Given that Perempuan’s other dead cellmate Zamyatin (Hovik Keushkirian) is also there, it seems that the black void beneath the prison is a metaphor for death. In real life, we can assume that Perempuan died while floating up through the prison. But her mission to save the child and atone for past sins was successful.
What’s the deal with kids playing on the slide?
Scattered throughout “Platform 2” are sequences in which children play on what looks like a stone pyramid with steps and a slide. At first the play is structured and orderly, then descends into tears as the children struggle for control. Finally they fight and scratch each other to try to get to the top of the pyramid. The child who reaches the highest point is the one who is taken by two adults, and later placed in cell No. 333 by the people who work in the prison. This is the little boy who was saved by Perembuan.
In the original film, Goering also finds a child at the bottom of the prison. Like Perembuan, he saved the child’s life, later referring to her as a “message.”
So what exactly is the deal with these children? Why are they placed at the lowest level of the pit? Is it real or just a hallucination?
Obviously this part is up to interpretation, but if we had to guess we would say that the children on the pyramid are a metaphor for prison, which in turn serves as a metaphor for society. The prison in The Platform 2 starts out as a structure before descending into chaos; So do the children playing on the slide. In the end, although they all struggle to climb the pyramid, there is no real reward waiting for them – in fact, for the child who reaches the top, the opposite is true. Like the prison system itself, the message here seems clear enough: societal power structures are both inevitable and incredibly destructive.

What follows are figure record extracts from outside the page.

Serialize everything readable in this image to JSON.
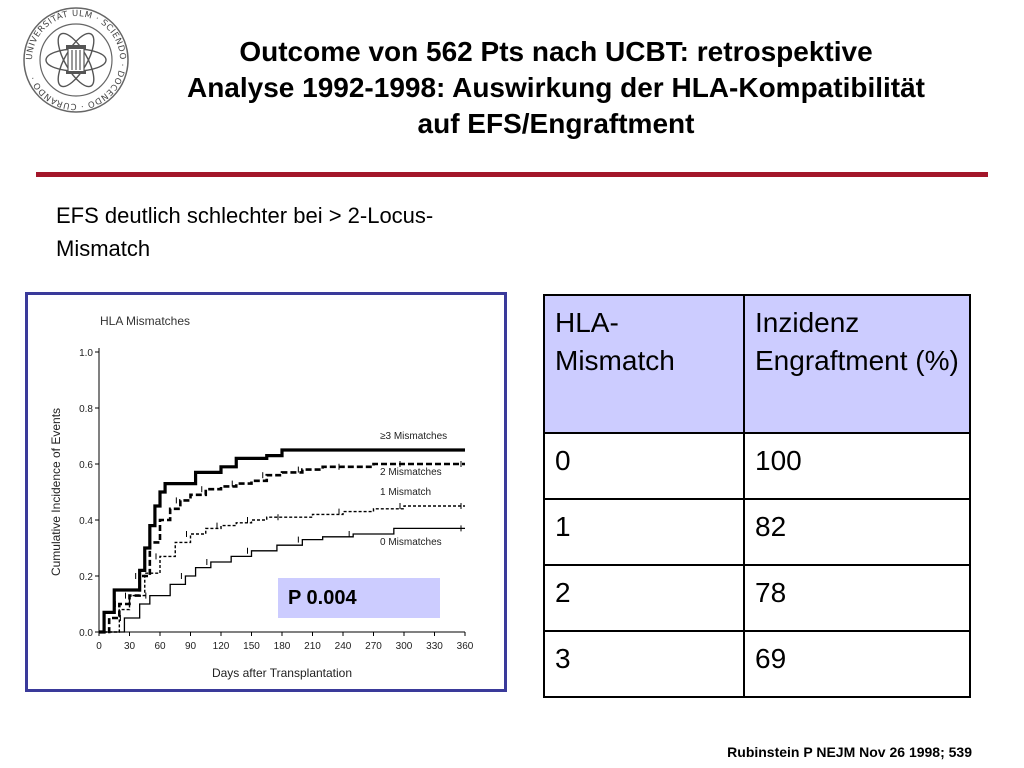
{
  "title": {
    "line1": "Outcome von 562 Pts nach UCBT: retrospektive",
    "line2": "Analyse 1992-1998: Auswirkung der HLA-Kompatibilität",
    "line3": "auf EFS/Engraftment"
  },
  "logo": {
    "text": "UNIVERSITÄT ULM · SCIENDO · DOCENDO · CURANDO ·",
    "accent": "#a3162a"
  },
  "bullet": "EFS deutlich schlechter bei > 2-Locus-Mismatch",
  "p_value": "P 0.004",
  "source": "Rubinstein P NEJM Nov 26 1998; 539",
  "table": {
    "headers": [
      "HLA-Mismatch",
      "Inzidenz Engraftment (%)"
    ],
    "rows": [
      [
        "0",
        "100"
      ],
      [
        "1",
        "82"
      ],
      [
        "2",
        "78"
      ],
      [
        "3",
        "69"
      ]
    ],
    "header_bg": "#ccccff"
  },
  "chart_data": {
    "type": "line",
    "title": "HLA Mismatches",
    "xlabel": "Days after Transplantation",
    "ylabel": "Cumulative Incidence of Events",
    "xlim": [
      0,
      360
    ],
    "ylim": [
      0,
      1.0
    ],
    "xticks": [
      0,
      30,
      60,
      90,
      120,
      150,
      180,
      210,
      240,
      270,
      300,
      330,
      360
    ],
    "yticks": [
      0.0,
      0.2,
      0.4,
      0.6,
      0.8,
      1.0
    ],
    "grid": false,
    "series": [
      {
        "name": "≥3 Mismatches",
        "style": "thick",
        "x": [
          0,
          5,
          15,
          25,
          40,
          45,
          50,
          55,
          60,
          65,
          90,
          95,
          115,
          120,
          135,
          165,
          180,
          240,
          360
        ],
        "y": [
          0,
          0.07,
          0.15,
          0.15,
          0.22,
          0.3,
          0.38,
          0.45,
          0.5,
          0.53,
          0.53,
          0.57,
          0.57,
          0.59,
          0.62,
          0.63,
          0.65,
          0.65,
          0.65
        ]
      },
      {
        "name": "2 Mismatches",
        "style": "dashed-bold",
        "x": [
          0,
          10,
          20,
          30,
          40,
          50,
          60,
          70,
          80,
          90,
          105,
          120,
          135,
          150,
          165,
          180,
          200,
          220,
          240,
          270,
          300,
          330,
          360
        ],
        "y": [
          0,
          0.05,
          0.1,
          0.13,
          0.2,
          0.32,
          0.4,
          0.44,
          0.47,
          0.49,
          0.51,
          0.52,
          0.53,
          0.54,
          0.56,
          0.57,
          0.58,
          0.59,
          0.59,
          0.6,
          0.6,
          0.6,
          0.6
        ]
      },
      {
        "name": "1 Mismatch",
        "style": "dotted-ticks",
        "x": [
          0,
          20,
          30,
          45,
          60,
          75,
          90,
          105,
          120,
          135,
          150,
          165,
          180,
          210,
          240,
          270,
          300,
          330,
          360
        ],
        "y": [
          0,
          0.08,
          0.13,
          0.21,
          0.27,
          0.32,
          0.35,
          0.37,
          0.38,
          0.39,
          0.4,
          0.41,
          0.41,
          0.42,
          0.43,
          0.44,
          0.45,
          0.45,
          0.45
        ]
      },
      {
        "name": "0 Mismatches",
        "style": "thin",
        "x": [
          0,
          22,
          25,
          40,
          50,
          70,
          85,
          95,
          110,
          130,
          150,
          175,
          200,
          220,
          250,
          290,
          360
        ],
        "y": [
          0,
          0,
          0.05,
          0.1,
          0.13,
          0.17,
          0.2,
          0.23,
          0.25,
          0.27,
          0.29,
          0.31,
          0.33,
          0.34,
          0.35,
          0.37,
          0.37
        ]
      }
    ]
  }
}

This is all very well, but do these children really exist? Have they actually been put in prison, or are they part of the other characters’ dying hallucinations? At the end of the first film, it’s hard to say. By the time Goring finds the little girl, he is so hurt, she probably only really exists in his mind. However, Platform 2 seems to indicate – mainly through what Perembuan sees when she regains consciousness during the prison change – that the children are indeed being taken and placed on Level 333. But why? What is the purpose of putting them there in prison, especially at a level where they have hardly any chance of survival?
Perhaps, in the twisted logic of the pit itself, the children are there to offer some form of potential salvation to the prisoners. It seems implied in The Platform 2 that adults who enter the hole rarely, if ever, leave it. But perhaps by offering them an innocent life to save, the Pit provides them with an escape from their inner prisons by giving them something to die for?
Platform 2 is now streaming on Netflix.